Une étude est nécessaire pour dimensionner, déterminer leur nombre par rapport au risque. Un financement par rapport au type de « seuil Seveso » peut être étudié. Toujours dans le domaine de la sécurité, l'utilisation de caméras avec une vision 360 degrés n'est pour l'instant pas autorisée. Alors comment reprocher à un industriel de ne pouvoir identifier un incendie avec un risque ayant une origine extérieure à son site de production ? Établir une règle sur la surveillance intérieure et extérieure de sites Seveso est primordial, avec une partie pour l'industriel et une autre pour les services de l'État ou la collectivité.

Parlons maintenant de la communication et de l'information du public. Clairement, la sirène n'est plus un moyen adapté pour prévenir la population. Fuir, rester, se confiner, personne ne savait ce qu'il fallait faire. Il faut déterminer un périmètre autour de chaque site Seveso dans lequel tous les habitants recevront annuellement une formation obligatoire dispensée soit par des médecins, des communes, des centres de formation, du e-learning ou les CCI.

Il faut recréer du lien entre ces sites et les habitants, redéployer les Journées de l'Industrie que nous faisions, faire des exercices d'intervention grandeur nature. Nous en avons parlé : SMS, radio, boîtiers spécifiques, il faut plancher sur d'autres moyens modernes d'alerte.

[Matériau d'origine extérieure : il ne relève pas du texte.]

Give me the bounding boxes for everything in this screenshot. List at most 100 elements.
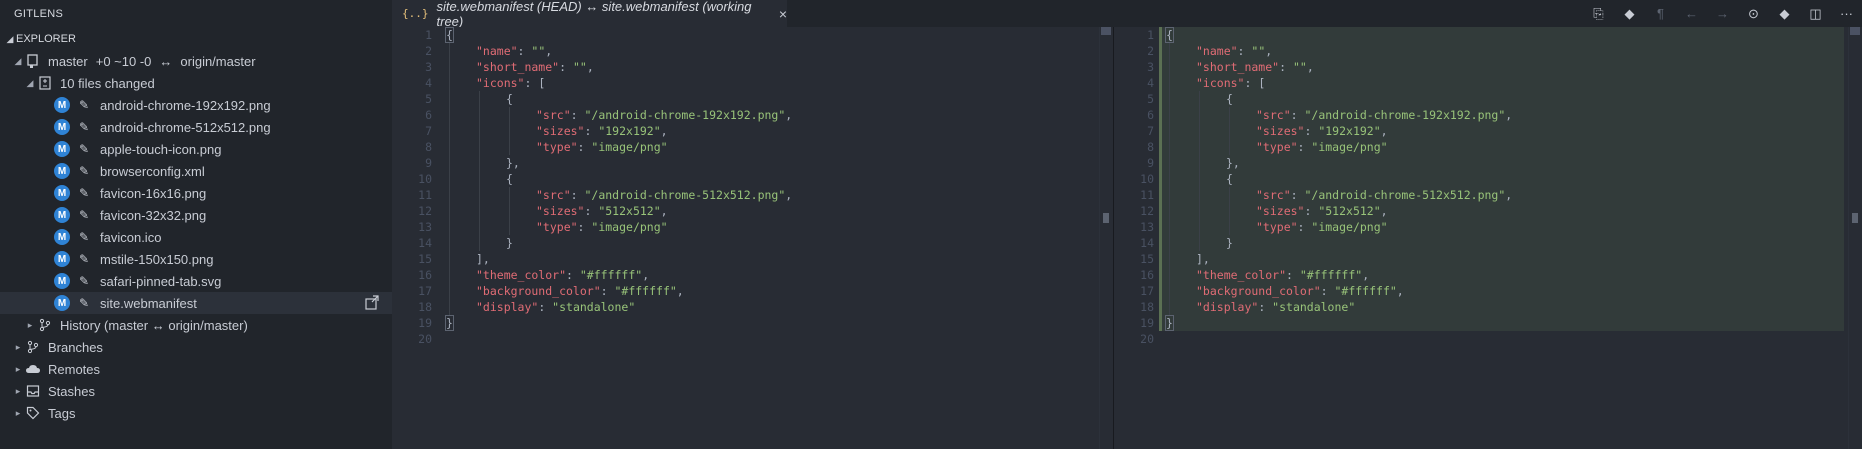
history-row[interactable]: ▸ History (master ↔ origin/master) xyxy=(0,314,392,336)
indent-guide xyxy=(1199,203,1200,219)
json-punctuation: , xyxy=(1380,204,1388,218)
code-line: 5{ xyxy=(1114,91,1862,107)
file-item[interactable]: M ✎ android-chrome-192x192.png xyxy=(0,94,392,116)
repo-row[interactable]: ◢ master +0 ~10 -0 ↔ origin/master xyxy=(0,50,392,72)
file-name: site.webmanifest xyxy=(100,295,197,311)
file-item[interactable]: M ✎ favicon-32x32.png xyxy=(0,204,392,226)
file-item-selected[interactable]: M ✎ site.webmanifest xyxy=(0,292,392,314)
file-item[interactable]: M ✎ mstile-150x150.png xyxy=(0,248,392,270)
modified-badge: M xyxy=(54,273,70,289)
code-text: "type": "image/png" xyxy=(1256,219,1388,235)
diff-gutter-marker xyxy=(1159,123,1162,139)
scrollbar[interactable] xyxy=(1099,27,1113,449)
code-line: 11 "src": "/android-chrome-512x512.png", xyxy=(392,187,1113,203)
indent-guide xyxy=(1169,43,1170,59)
explorer-section-header[interactable]: ◢ EXPLORER xyxy=(0,28,392,50)
file-name: mstile-150x150.png xyxy=(100,251,214,267)
json-key: "display" xyxy=(476,300,539,314)
code-text: "sizes": "192x192", xyxy=(536,123,668,139)
inserted-line-highlight xyxy=(1162,235,1844,251)
line-number: 9 xyxy=(425,156,432,170)
tab-diff[interactable]: {..} site.webmanifest (HEAD) ↔ site.webm… xyxy=(392,0,787,29)
changed-files-row[interactable]: ◢ 10 files changed xyxy=(0,72,392,94)
sidebar-item-stashes[interactable]: ▸ Stashes xyxy=(0,380,392,402)
json-key: "sizes" xyxy=(536,204,585,218)
file-item[interactable]: M ✎ favicon-16x16.png xyxy=(0,182,392,204)
json-punctuation: : xyxy=(1258,300,1273,314)
json-value: "/android-chrome-512x512.png" xyxy=(584,188,786,202)
close-icon[interactable]: × xyxy=(779,6,787,22)
line-number: 7 xyxy=(425,124,432,138)
json-key: "background_color" xyxy=(476,284,601,298)
indent-guide xyxy=(479,139,480,155)
json-value: "image/png" xyxy=(591,140,668,154)
more-icon[interactable]: ··· xyxy=(1831,0,1862,27)
json-punctuation: } xyxy=(1226,236,1233,250)
scrollbar[interactable] xyxy=(1848,27,1862,449)
code-line: 16 "theme_color": "#ffffff", xyxy=(1114,267,1862,283)
pencil-icon: ✎ xyxy=(78,120,90,134)
chevron-right-icon: ▸ xyxy=(15,407,21,418)
sidebar-item-remotes[interactable]: ▸ Remotes xyxy=(0,358,392,380)
indent-guide xyxy=(449,251,450,267)
git-compare-icon[interactable]: ◆ xyxy=(1614,0,1645,27)
toggle-inline-icon[interactable]: ⊙ xyxy=(1738,0,1769,27)
indent-guide xyxy=(449,219,450,235)
code-line: 2 "name": "", xyxy=(392,43,1113,59)
file-item[interactable]: M ✎ browserconfig.xml xyxy=(0,160,392,182)
code-text: "type": "image/png" xyxy=(1256,139,1388,155)
open-file-icon[interactable] xyxy=(364,295,380,311)
file-item[interactable]: M ✎ android-chrome-512x512.png xyxy=(0,116,392,138)
indent-guide xyxy=(1229,203,1230,219)
chevron-down-icon: ◢ xyxy=(6,34,14,44)
diff-gutter-marker xyxy=(1159,283,1162,299)
file-item[interactable]: M ✎ safari-pinned-tab.svg xyxy=(0,270,392,292)
indent-guide xyxy=(1229,123,1230,139)
diff-gutter-marker xyxy=(1159,59,1162,75)
arrow-left-icon[interactable]: ← xyxy=(1676,0,1707,27)
json-value: "image/png" xyxy=(1311,140,1388,154)
file-item[interactable]: M ✎ apple-touch-icon.png xyxy=(0,138,392,160)
sidebar-item-tags[interactable]: ▸ Tags xyxy=(0,402,392,424)
indent-guide xyxy=(449,123,450,139)
open-file-icon[interactable]: ⎘ xyxy=(1583,0,1614,27)
line-number: 17 xyxy=(418,284,432,298)
indent-guide xyxy=(479,123,480,139)
sidebar-item-label: Tags xyxy=(48,405,76,421)
indent-guide xyxy=(1199,123,1200,139)
diff-gutter-marker xyxy=(1159,315,1162,331)
code-line: 12 "sizes": "512x512", xyxy=(1114,203,1862,219)
json-punctuation: : xyxy=(600,284,615,298)
inbox-icon xyxy=(24,383,42,399)
line-number: 18 xyxy=(418,300,432,314)
json-punctuation: : xyxy=(570,188,585,202)
arrow-right-icon[interactable]: → xyxy=(1707,0,1738,27)
code-text: "icons": [ xyxy=(476,75,545,91)
changed-files-list: M ✎ android-chrome-192x192.png M ✎ andro… xyxy=(0,94,392,314)
overview-marker xyxy=(1852,213,1858,223)
code-line: 6 "src": "/android-chrome-192x192.png", xyxy=(1114,107,1862,123)
json-punctuation: { xyxy=(445,27,454,43)
pilcrow-icon[interactable]: ¶ xyxy=(1645,0,1676,27)
git-commit-icon[interactable]: ◆ xyxy=(1769,0,1800,27)
diff-gutter-marker xyxy=(1159,75,1162,91)
scroll-thumb[interactable] xyxy=(1101,27,1111,35)
split-editor-icon[interactable]: ◫ xyxy=(1800,0,1831,27)
code-line: 14} xyxy=(1114,235,1862,251)
line-number: 9 xyxy=(1147,156,1154,170)
sidebar-item-label: Stashes xyxy=(48,383,95,399)
indent-guide xyxy=(479,171,480,187)
json-punctuation: : xyxy=(1320,284,1335,298)
modified-badge: M xyxy=(54,185,70,201)
code-line: 20 xyxy=(1114,331,1862,347)
file-item[interactable]: M ✎ favicon.ico xyxy=(0,226,392,248)
code-line: 2 "name": "", xyxy=(1114,43,1862,59)
history-label: History (master ↔ origin/master) xyxy=(60,317,248,333)
json-value: "" xyxy=(1251,44,1266,58)
scroll-thumb[interactable] xyxy=(1850,27,1860,35)
modified-pane[interactable]: 1{2 "name": "", 3 "short_name": "", 4 "icons"… xyxy=(1113,27,1862,449)
original-pane[interactable]: 1{2 "name": "", 3 "short_name": "", 4 "icons"… xyxy=(392,27,1113,449)
indent-guide xyxy=(1169,219,1170,235)
sidebar-item-branches[interactable]: ▸ Branches xyxy=(0,336,392,358)
json-punctuation: : xyxy=(1279,60,1293,74)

Il faut également mettre fin à la possibilité de réduire les périmètres non constructibles autour des sites Seveso, être attentif à certains équipements et certains projets. Je rappellerai la présence d'une aire du voyage en plein milieu du site Seveso. L'éco-quartier Flaubert devait accueillir 15 000 habitants dans les dix prochaines années, à quelques centaines de mètres de sites Seveso.

Il faut aussi avoir une prise en compte de l'« effet domino » entre sites Seveso. Nous devons engager, avec la population, une réflexion sur l'aménagement de notre territoire. Nos villes ne sont pas uniquement des lieux de consommation, d'habitation et de loisirs. Nous devons y conserver des ateliers et des métiers.

Nous devons aussi développer des liens entre les entreprises classées Seveso. À la CCI, nous lançons un Club « Risques industriels, chimiques et technologiques », à l'attention des entreprises Seveso, pour travailler et mutualiser sur la réglementation, les bonnes pratiques, la sécurité, la sous-traitance, la communication avec la filière France Chimie. Nous avons donc écrit hier au directeur général de la préfecture de Rouen qui a une écoute favorable à ce projet.

Pendant cette crise, les réseaux sociaux ont agi comme un poison. Le dernier tweet est considéré comme donnant la vérité, vérité fondée sur une photographie truquée ou sur une fausse information. Dans cette crise, ce média des réseaux sociaux a complètement été abandonné aux mains des « anti-tout » ; « anti-tout » ce qu'il se passe et surtout « anti-tout » dans leurs écrans. Il est urgent de légiférer sur l'usage et l'identité des intervenants dans les réseaux sociaux. Nous intervenons tous aujourd'hui à visage découvert. Vous connaissez mon identité et nous partageons une politesse réciproque. Il est urgent de rétablir les mêmes règles pour les échanges numériques.

En conclusion, dans un contexte où la sensibilité est encore forte et où la réflexion commence à prendre sa place, nous avons vécu et perçu un choc dans la population, un choc émotionnel et psychologique. Les dirigeants d'entreprise agissent avec le souci du sort de leurs équipes, de l'intégrité physique et de la santé de leurs salariés et de toutes les personnes qui vivent en proximité. Nous souhaitons que notre pays reste un territoire industriel et attractif, que nous restions en capacité d'accueillir les industries en toute sécurité dans nos populations, avec une empreinte environnementale la plus faible possible par rapport à nos connaissances scientifiques actuelles.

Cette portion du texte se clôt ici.